Eccentric exercise induces muscle stiffening and soreness as well as unfavorable changes in macrovascular function. We tested the hypothesis that systemic eccentric exercise could evoke greater arterial stiffening than local eccentric resistance exercise.

Design and Intervention:

Twenty healthy young men were randomly assigned into either the downhill running (DR) and the eccentric resistance exercise (RE) group followed by a crossover design with an exercise and sham control trial.

Main Outcome Measures:

Carotid–femoral pulse wave velocity (cfPWV), central hemodynamic measures, and biomarkers were obtained.

Results:

Muscle soreness and plasma creatine kinase concentrations increased similarly after exercise in both groups.

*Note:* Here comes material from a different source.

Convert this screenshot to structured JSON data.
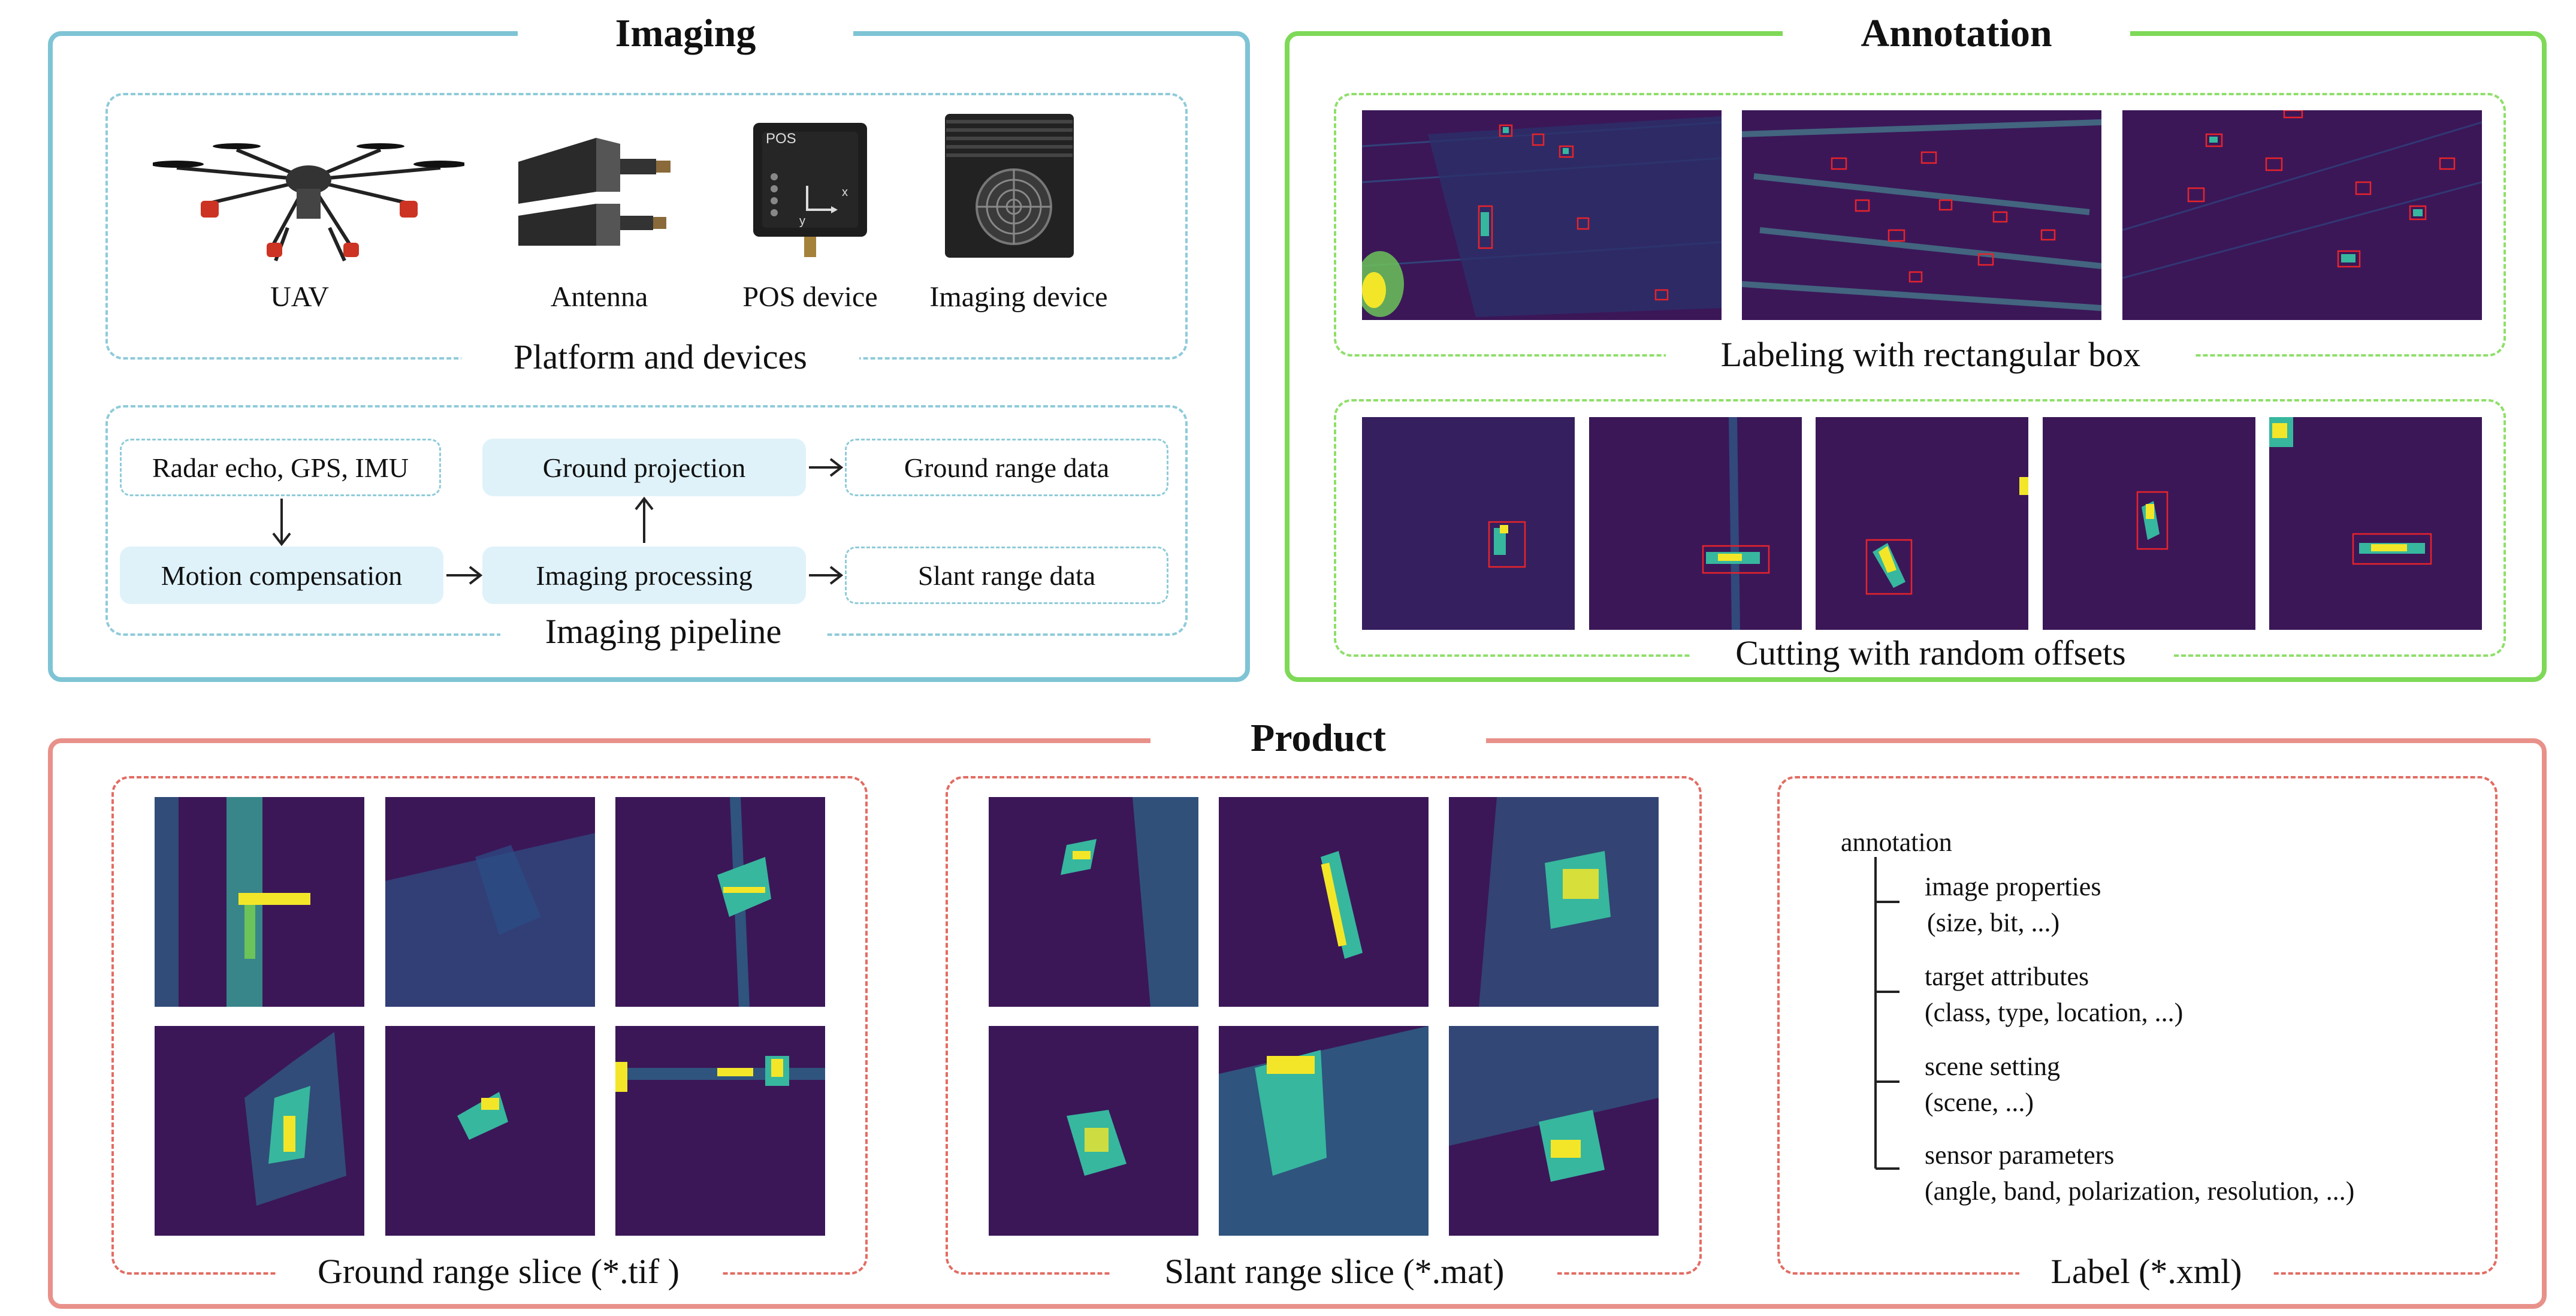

The cfPWV increased significantly at 48 hours post-exercise in both groups and remained elevated at 72 hours in DR. C-reactive protein (CRP) was elevated at 24 and 48 hours in DR, and 48 hours in RE. The increases in cfPWV were associated with the corresponding elevations in CRP in DR (r = 0.70, P < 0.05). There were no changes in arterial wave reflection measures.

Conclusions:

Both systemic and localized eccentric exercise modes induced delayed onset vascular stiffening with more prolonged changes observed in downhill running. The effect on arterial stiffening was associated, at least in part, with systemic inflammatory responses.